Olivia also leaned forward. She had come to the market intending to ask Markus about that very topic—since he always seemed to know something about everything. But she couldn’t believe they had started on the topic without her needing to say anything.
“Well, now, that turned out to be mighty interesting,” Markus said. “Mighty interesting.”
He fell silent as another customer approached. The woman was seeking wares to take away with her, and she didn’t linger, leaving them alone again with Markus.
“Well?” Julius asked, clearly struggling to contain his interest.
“Rumor has it,” Markus said, “that in the last five years there has been a whole string of abductions—always girls between ten and eighteen.”
Olivia gasped, and Julius put a hand on her knee, out of sight of the general marketgoers. She looked down at it and then back at him. He wasn’t looking at her, but from the tension in his frame, he was clearly trying to warn her of something. But what? Was she not permitted a dramatic reaction to such a shocking piece of news?
Schooling her face into a calmer expression, she nodded with polite interest. Julius’s hand lifted from her knee, and she had to stop herself staring at the spot where it had rested.
“How many have been taken exactly?” Julius asked, although his tone and face suggested they were talking about the merest commonplace.
“Now, that’s hard to say.” Markus fetched a new cloth and began wiping the stall again. “Hard to pin down details, it is, since the families have all left the city.”
“What, all of them?” Julius asked. “Are you sure?”
Markus threw him a sharp look, and Julius murmured a hurried apology. Olivia looked between them again, her bewilderment growing.
“Why have I not heard of this before?” Julius asked instead. “If girls are being steadily spirited away from beneath our noses, surely my father has been informed.”
“As to that…” Markus hesitated. “I think you might find it hasn’t come to the palace’s ear. Even I hadn’t heard enough to join the dots together until I started looking.”
“But how is that possible?” Julius asked, taking another distracted drink.
“Perhaps because all the girls have been safely returned? Not a scratch on them, I heard.”
“They were returned?” Olivia forgot her confusion in her relief at that piece of information. “All of them? That’s very good news.” She was thinking of Marigold as she said it, although she was glad for the other girls as well.
“Depends who you ask,” Markus said cryptically, unconsciously echoing her own response to Bess on the beach.
“Were they all ransomed, then?” she asked. “What did their families have to give up?”

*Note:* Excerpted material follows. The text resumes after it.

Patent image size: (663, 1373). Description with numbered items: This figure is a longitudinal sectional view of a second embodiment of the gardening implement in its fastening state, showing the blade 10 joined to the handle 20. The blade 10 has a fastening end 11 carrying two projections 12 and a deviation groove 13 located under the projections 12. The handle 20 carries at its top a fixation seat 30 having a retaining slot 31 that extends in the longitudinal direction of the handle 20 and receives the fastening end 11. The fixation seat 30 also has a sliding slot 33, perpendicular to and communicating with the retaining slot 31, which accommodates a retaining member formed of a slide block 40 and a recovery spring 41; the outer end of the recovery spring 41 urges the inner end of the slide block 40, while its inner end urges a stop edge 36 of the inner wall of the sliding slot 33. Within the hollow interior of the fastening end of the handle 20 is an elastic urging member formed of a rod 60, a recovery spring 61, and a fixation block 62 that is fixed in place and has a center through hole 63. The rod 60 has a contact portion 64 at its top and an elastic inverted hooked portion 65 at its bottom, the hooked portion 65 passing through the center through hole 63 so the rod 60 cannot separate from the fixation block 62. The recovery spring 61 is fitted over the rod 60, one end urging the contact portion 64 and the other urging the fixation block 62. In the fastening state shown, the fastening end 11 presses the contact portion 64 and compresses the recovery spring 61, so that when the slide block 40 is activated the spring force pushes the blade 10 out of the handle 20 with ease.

Markus gave her an approving smile. “I always thought you were a right one, lass. Good instincts. Aye, that’s the question.” He looked at Julius. “It was no easy feat getting answers, but my curiosity was well and truly awakened by the time it got that far, so I’ll confess I chased the matter down, despite no exact orders, so to speak.”
Orders? A startling possibility occurred to Olivia—one that might explain the strange mismatch between Markus’s manner and the intelligence she had recognized underneath.

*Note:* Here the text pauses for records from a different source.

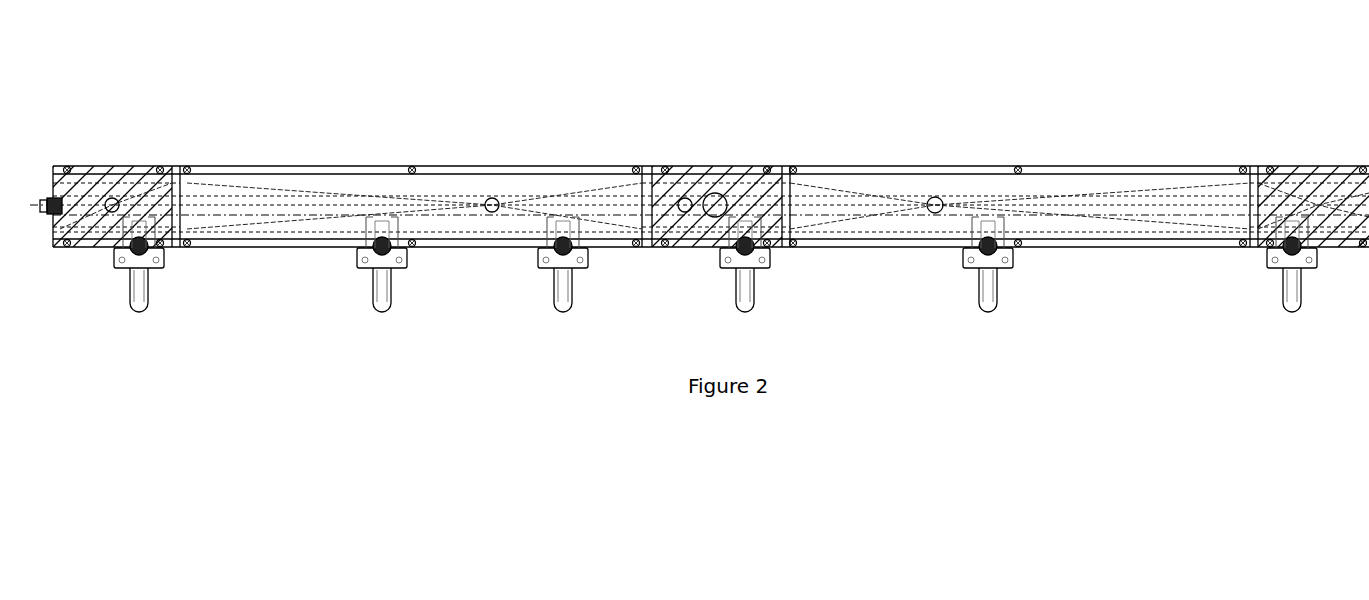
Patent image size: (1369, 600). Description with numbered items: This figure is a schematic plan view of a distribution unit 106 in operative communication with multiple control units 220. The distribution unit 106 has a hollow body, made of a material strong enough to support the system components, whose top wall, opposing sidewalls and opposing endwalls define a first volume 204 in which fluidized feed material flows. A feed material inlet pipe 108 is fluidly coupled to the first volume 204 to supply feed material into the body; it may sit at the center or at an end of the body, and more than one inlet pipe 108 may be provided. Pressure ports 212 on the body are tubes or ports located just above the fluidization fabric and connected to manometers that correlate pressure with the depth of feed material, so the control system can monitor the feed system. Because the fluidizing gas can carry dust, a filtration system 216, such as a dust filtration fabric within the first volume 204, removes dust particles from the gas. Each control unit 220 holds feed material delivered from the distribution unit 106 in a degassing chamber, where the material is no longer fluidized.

The distribution unit 106 is at (932, 109).
The feed material inlet pipe 108 is at (722, 194).
The first volume 204 is at (1043, 174).
The pressure ports 212 is at (113, 199).
The filtration system 216 is at (285, 192).
The control unit 220 is at (1013, 257).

“What did you find?” she asked, keeping her suspicions to herself for the moment.
“It’s what I couldn’t find that interested me,” he said. “There was plenty of talk of ransoms, but not a single account did I hear of any coin changing hands.”
“What sort of ransom could the abductors have demanded if not gold?” Julius wondered aloud.
“No one would tell me direct,” Markus said. “Most of them probably didn’t know. But I have a noggin of me own.” He tapped his head. “Every one of those poor girls was the daughter of someone running a small to medium-sized business—successful ones, mind you. Ones on the verge of expansion.”
Julius’s brows drew together. “And after the abductions?”
“Every one of the families moved out of the capital, leaving managers to run their businesses, and all thought of expansion was forgotten.”
Olivia’s eyes widened. It matched Bess’s story exactly.
“A business rival, then,” Julius breathed. “But why didn’t they make their complaints to the palace? I can understand if they were afraid to do so while the girls were still missing—I’m sure all sorts of threats were made. But after they had been recovered, they could have gone to the guards. With such a specific ransom, they must have had some suspicion who was behind the abductions.”